Уильям попытался засмеяться, но не смог. Замечание Джима попало в точку. Он почувствовал, что Элизабет смотрит на него, и постарался избежать её вопросительного взгляда.

Джим взглянул на часы.

— Итак, вечеринка была замечательна, но, думаю, нам с Джен лучше отправиться домой.

Он повернулся к Уильяму:

— Рад был снова встретиться. Пусть Лиззи приведет тебя на один из наших концертов, мы предложим Биллу сделать перерыв, и ты мог бы поиграть вместо него некоторое время.

— С большим удовольствием. — Уильям подозревал, что Биллу Коллинзу совсем не понравится эта идея, и это ещё больше усилило его энтузиазм.

— Мне нужно загрузить в фургон свои барабаны, — сказал Роджер. — Уже поздно, и уверен, вам бы хотелось поскорее отправить всех оставшихся гостей по домам. Вам и так придется полночи провозиться с уборкой.

— По правде говоря, сегодня мы не собираемся делать полную уборку, так, кое-что, — ответила Элизабет. — И я как раз думала попросить Уильяма помочь нам.

— Будь начеку, — сказал Джим с усмешкой, — а то не успеешь оглянуться, как окажешься у раковины с грязной посудой, в фартуке с оборочками.

— Расслабьтесь, — парировала Элизабет, блеснув глазами. — Я имела в виду расстановку столов и другие мужественные дела, достойные мачо.

Уильям пожал плечами.

— Ну, если только мне не придется доставлять ещё какие-нибудь кондитерские продукты.

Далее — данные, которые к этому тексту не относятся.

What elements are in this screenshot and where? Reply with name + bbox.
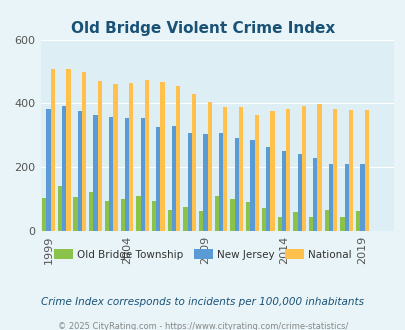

— И на этой ноте я удаляюсь, — сказал, смеясь, Роджер. Он поцеловал Элизабет в щеку и крепко пожал Уильяму руку.

Джим пересек зал и подошел к женщине, которая, по предположению Уильяма, была его женой. Роджер неторопливо направился к сцене, где Билл Коллинз упаковывал свой электронный синтезатор. Чарльз находился там же, помогая Биллу. Уильям осмотрел зал в поисках Джейн, но её не было видно. Возможно, она вышла, чтобы наедине попрощаться с Джорданом. Бедный Чарльз.

Он повернулся к Элизабет.

— Меня удивило, что Джим знает о том, что мы встречаемся.

— Роджер сказал о нас что-то в начале вечера, а Джим услышал. Но мы объяснили ему, что он не должен ничего говорить Биллу. Все будет в порядке.

Надеюсь, что так. Скрывать информацию об их отношениях в консерватории оказалось намного труднее, чем ожидал Уильям. Но, как она однажды сказала, мы же не хотим дойти до тайных встреч в темных закоулках. Хотя в данный момент…. хм-м-м.

Он оглядел зал, и в его голове быстро сформировался план.

— Мисс Беннет, не окажете ли вы мне честь удалиться на минутку со мной на кухню?

— Боже! Как официально! Значит ли это, что ты жаждешь начать уборку?

— Не совсем. — Обняв за Элизабет талию, он решительно повлек её в кухню.

Комната освещалась лишь слабым светом, горящим над раковиной.

— Сейчас, погоди, я включу верхний свет, — сказала Элизабет, но прежде, чем она успела сделать это, руки Уильяма кольцом охватили её.

— В этом нет необходимости, — прошептал он. — Для того, что у меня на уме, нам свет не понадобится. Я просто не переживу больше ни единой минуты, не поцеловав тебя.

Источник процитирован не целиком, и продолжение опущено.